CEPAG denuncia construção na Serra da Grota Funda

Publicado em 31.05.2011

O CEPAG - Centro de Estudos, Pesquisas e Ações de Guaratiba, solicitou ao INEA e a Promotoria de Justiça de Tutela Coletiva - Proteção do Meio Ambiente do Ministério Público através dos ofícios números 29/11 e 30/11, providências para a verificação da legalidade das obras que estão sendo realizadas na margem da Avenida das Américas no alto da Serra da Grota Funda, dentro dos limites do Parque Estadual da Pedra Branca.

Segundo os documentos e fotografias do local, encaminhados ao Portal Guaratiba pelo CEPAG, a construção aparenta fragilidade com risco de desabamento. Os ofícios encaminhados ao Instituto de Meio Ambiente e ao Ministério Público pedem medidas legais caso as intervenções feitas no local sejam irregulares, inclusive com destruição de mata nativa e uso de retroescavadeiras.

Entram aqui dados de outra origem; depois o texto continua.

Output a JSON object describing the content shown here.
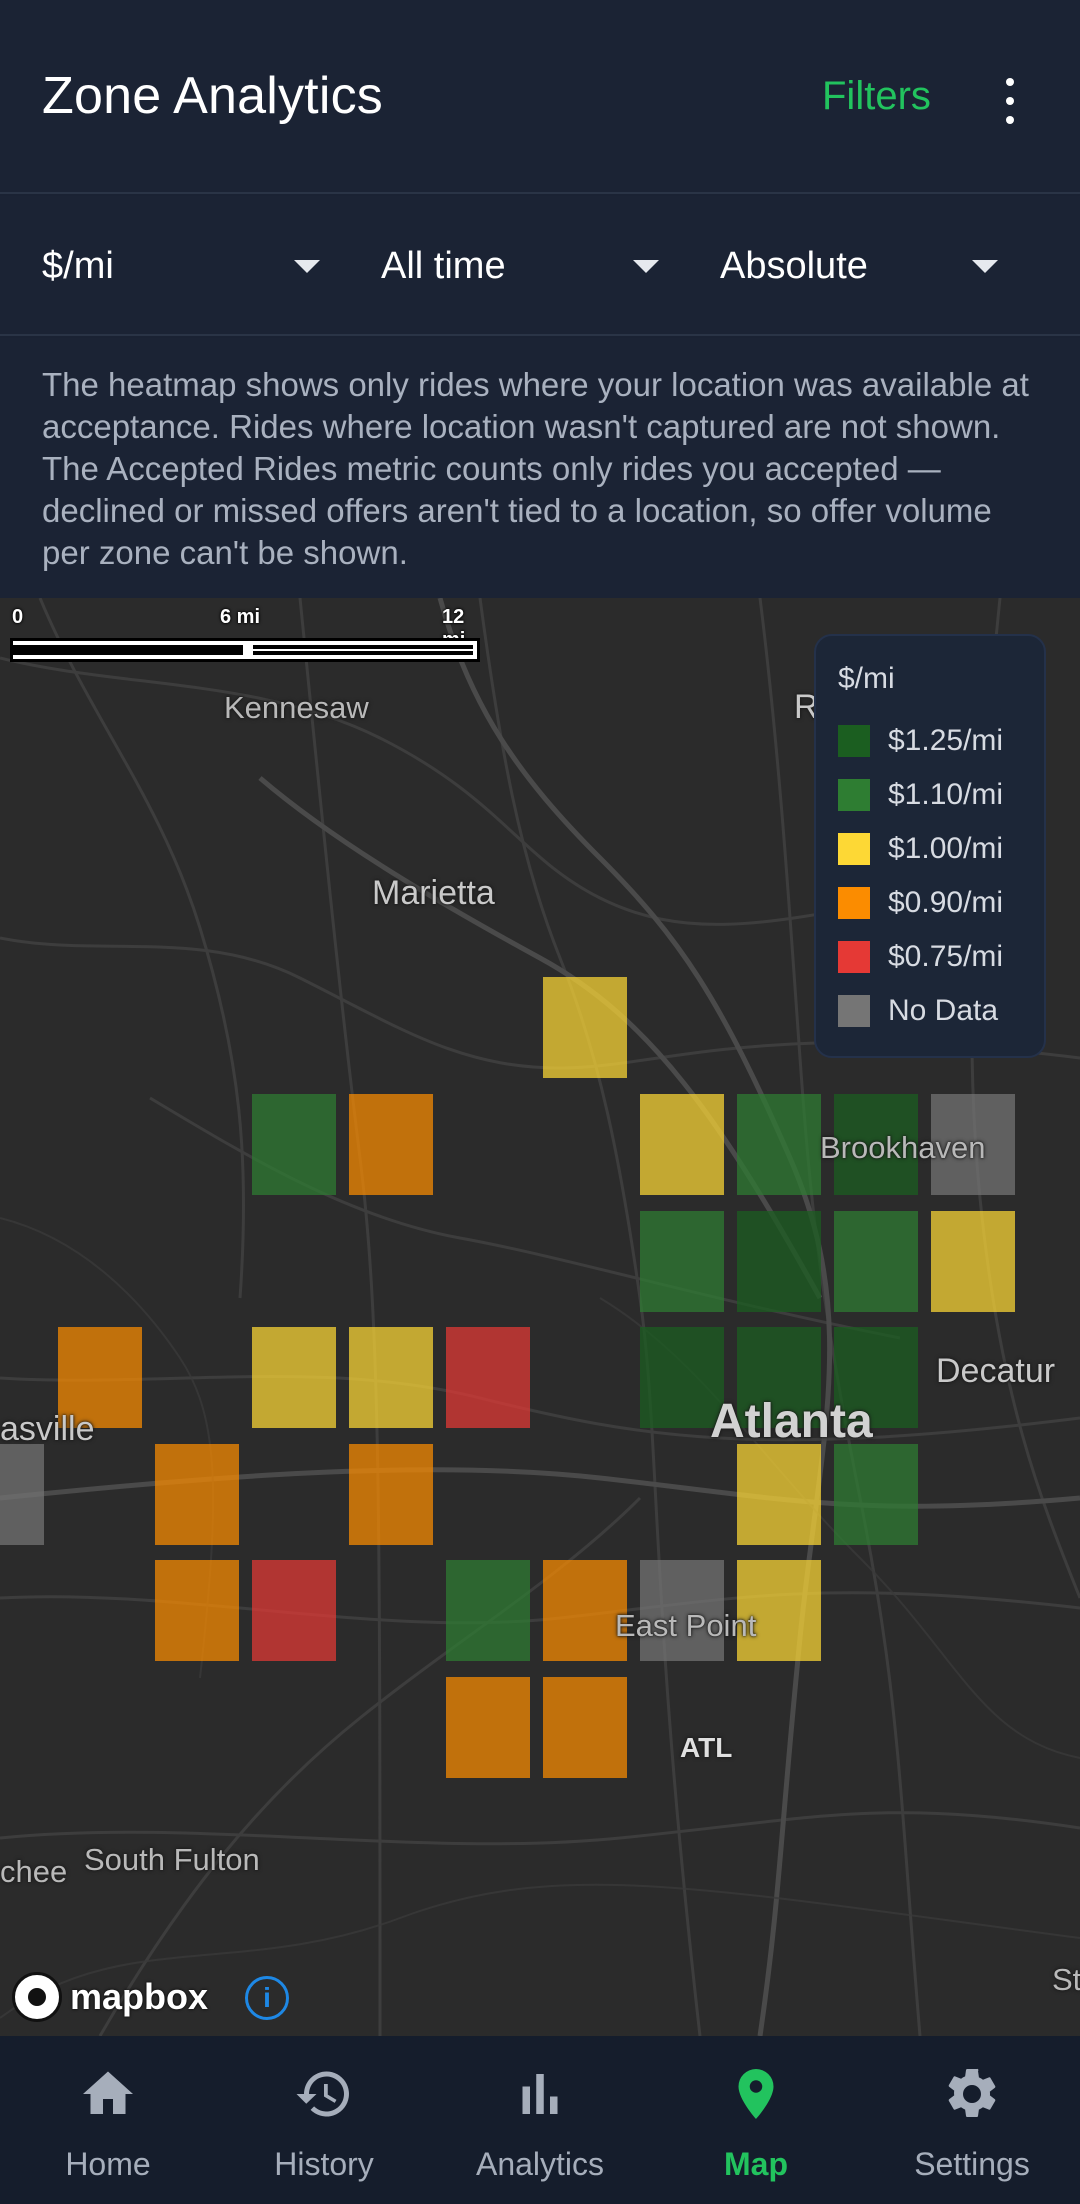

A parte desmatada e cercada com arame farpado está localizada na Avenida das Américas na esquina da antiga Estrada da Grota Funda que desce do alto da serra em direção ao largo da Ilha de Guaratiba, em cota e local não permitido.

Consultado por email sobre a referida construção, o Conselheiro do Parque Pedra Branca (INEA), Membro Agenda 21 Municipio AP5, enviou-nos o seguinte texto:

"Esta construção em Guaratiba está a 150m (altitude) dentro do Parque da Pedra Branca e deve ser demolida exemplarmente, para coibir as próximas construções que certamente vão pipocar após a conclusão do Túnel da Grota Funda".

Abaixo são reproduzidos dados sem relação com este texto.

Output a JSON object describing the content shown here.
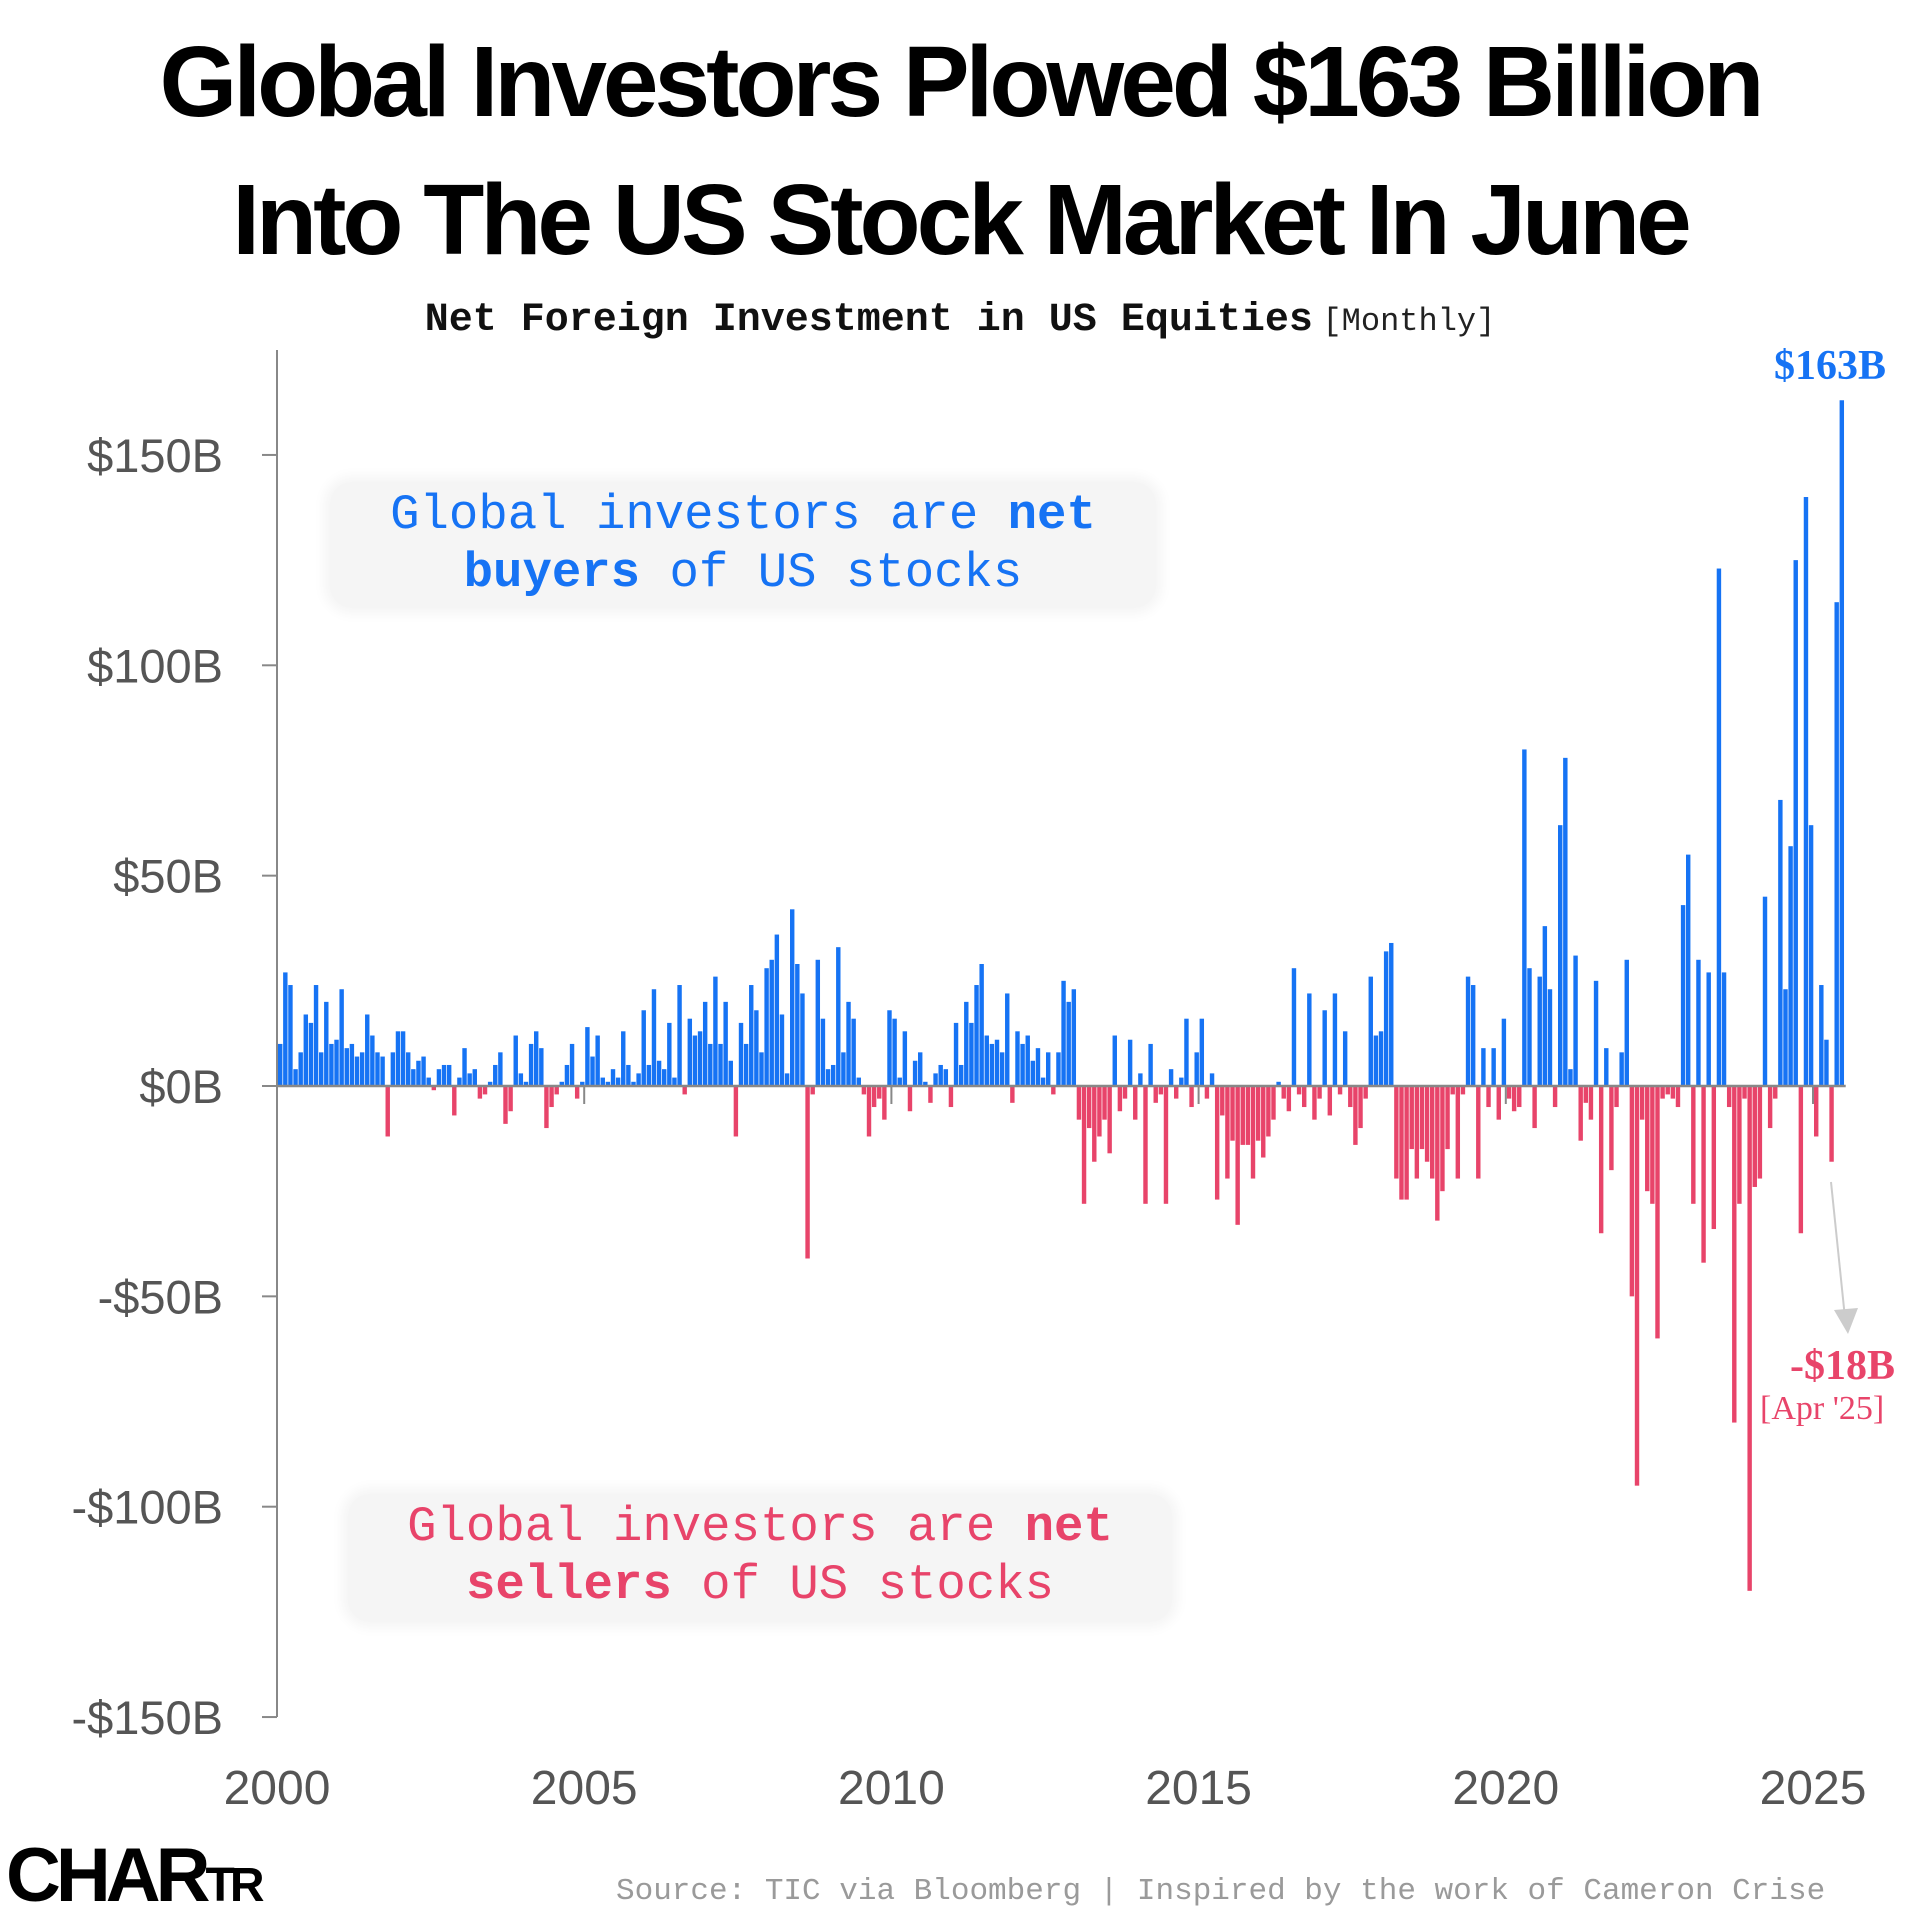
{
  "title": {
    "line1": "Global Investors Plowed $163 Billion",
    "line2": "Into The US Stock Market In June"
  },
  "subtitle": {
    "main": "Net Foreign Investment in US Equities",
    "frequency": "[Monthly]"
  },
  "annotations": {
    "buyers": {
      "pre": "Global investors are ",
      "bold1": "net",
      "bold2": "buyers",
      "post": " of US stocks"
    },
    "sellers": {
      "pre": "Global investors are ",
      "bold1": "net",
      "bold2": "sellers",
      "post": " of US stocks"
    },
    "peak_label": "$163B",
    "low_label": "-$18B",
    "low_date": "[Apr '25]"
  },
  "footer": {
    "source": "Source: TIC via Bloomberg | Inspired by the work of Cameron Crise",
    "logo": {
      "big1": "CHA",
      "big2": "R",
      "small": "TR"
    }
  },
  "colors": {
    "positive": "#1673f4",
    "negative": "#e8446a",
    "axis": "#888888",
    "text": "#555555"
  },
  "chart_data": {
    "type": "bar",
    "title": "Net Foreign Investment in US Equities",
    "xlabel": "",
    "ylabel": "",
    "x_start": "2000-01",
    "frequency": "monthly",
    "ylim": [
      -150,
      163
    ],
    "yticks": [
      150,
      100,
      50,
      0,
      -50,
      -100,
      -150
    ],
    "ytick_labels": [
      "$150B",
      "$100B",
      "$50B",
      "$0B",
      "-$50B",
      "-$100B",
      "-$150B"
    ],
    "xticks": [
      2000,
      2005,
      2010,
      2015,
      2020,
      2025
    ],
    "xtick_labels": [
      "2000",
      "2005",
      "2010",
      "2015",
      "2020",
      "2025"
    ],
    "grid": false,
    "unit": "billion USD",
    "values": [
      10,
      27,
      24,
      4,
      8,
      17,
      15,
      24,
      8,
      20,
      10,
      11,
      23,
      9,
      10,
      7,
      8,
      17,
      12,
      8,
      7,
      -12,
      8,
      13,
      13,
      8,
      4,
      6,
      7,
      2,
      -1,
      4,
      5,
      5,
      -7,
      2,
      9,
      3,
      4,
      -3,
      -2,
      1,
      5,
      8,
      -9,
      -6,
      12,
      3,
      1,
      10,
      13,
      9,
      -10,
      -5,
      -2,
      1,
      5,
      10,
      -3,
      1,
      14,
      7,
      12,
      2,
      1,
      4,
      2,
      13,
      5,
      1,
      3,
      18,
      5,
      23,
      6,
      4,
      15,
      2,
      24,
      -2,
      16,
      12,
      13,
      20,
      10,
      26,
      10,
      20,
      6,
      -12,
      15,
      10,
      24,
      18,
      8,
      28,
      30,
      36,
      17,
      3,
      42,
      29,
      22,
      -41,
      -2,
      30,
      16,
      4,
      5,
      33,
      8,
      20,
      16,
      2,
      -2,
      -12,
      -5,
      -3,
      -8,
      18,
      16,
      2,
      13,
      -6,
      6,
      8,
      1,
      -4,
      3,
      5,
      4,
      -5,
      15,
      5,
      20,
      15,
      24,
      29,
      12,
      10,
      11,
      8,
      22,
      -4,
      13,
      10,
      12,
      6,
      9,
      2,
      8,
      -2,
      8,
      25,
      20,
      23,
      -8,
      -28,
      -10,
      -18,
      -12,
      -8,
      -16,
      12,
      -6,
      -3,
      11,
      -8,
      3,
      -28,
      10,
      -4,
      -2,
      -28,
      4,
      -3,
      2,
      16,
      -5,
      8,
      16,
      -3,
      3,
      -27,
      -7,
      -22,
      -13,
      -33,
      -14,
      -14,
      -22,
      -13,
      -17,
      -12,
      -8,
      1,
      -3,
      -6,
      28,
      -2,
      -5,
      22,
      -8,
      -3,
      18,
      -7,
      22,
      -2,
      13,
      -5,
      -14,
      -10,
      -3,
      26,
      12,
      13,
      32,
      34,
      -22,
      -27,
      -27,
      -15,
      -22,
      -15,
      -18,
      -22,
      -32,
      -25,
      -15,
      -2,
      -22,
      -2,
      26,
      24,
      -22,
      9,
      -5,
      9,
      -8,
      16,
      -3,
      -6,
      -5,
      80,
      28,
      -10,
      26,
      38,
      23,
      -5,
      62,
      78,
      4,
      31,
      -13,
      -4,
      -8,
      25,
      -35,
      9,
      -20,
      -5,
      8,
      30,
      -50,
      -95,
      -8,
      -25,
      -28,
      -60,
      -3,
      -2,
      -3,
      -5,
      43,
      55,
      -28,
      30,
      -42,
      27,
      -34,
      123,
      27,
      -5,
      -80,
      -28,
      -3,
      -120,
      -24,
      -22,
      45,
      -10,
      -3,
      68,
      23,
      57,
      125,
      -35,
      140,
      62,
      -12,
      24,
      11,
      -18,
      115,
      163
    ]
  }
}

"Isto mostra que o Parque da Pedra Branca só pode ser protegido se toda a população do entorno estiver envolvida e trabalhando pela preservação ambiental e dando valor a natureza e exigindo que este parque cumpra esta função ambiental, social e ecológica".

"Isto também mostra que a condução do Projeto Parque Carbono pelo INEA está equivocada ao concentrar em uma ONG (Bioatlântica) quase toda a verba e somente trabalhando a vertente Realengo".

"O ex-maior parque urbano do mundo possui na verdade menos da metade de sua área original de 6700 ha de florestas, o restante são pastos e áreas degradadas e avanço de comunidades (favelas) para dentro do parque".

"Isto se dá pelo total abandono e não existência de projetos de reflorestamento e de falta de educação ambiental das comunidades do entorno. Idem pela falta de apoio a projetos do Conselho Gestor".

"O Conselho Gestor deve pedir a pulverização da verba do Parque do Carbono em dezenas de pequenos projetos atingindo todos os bairros e preferencialmente onde se podem recuperar muitas áreas, como no caso de Guaratiba".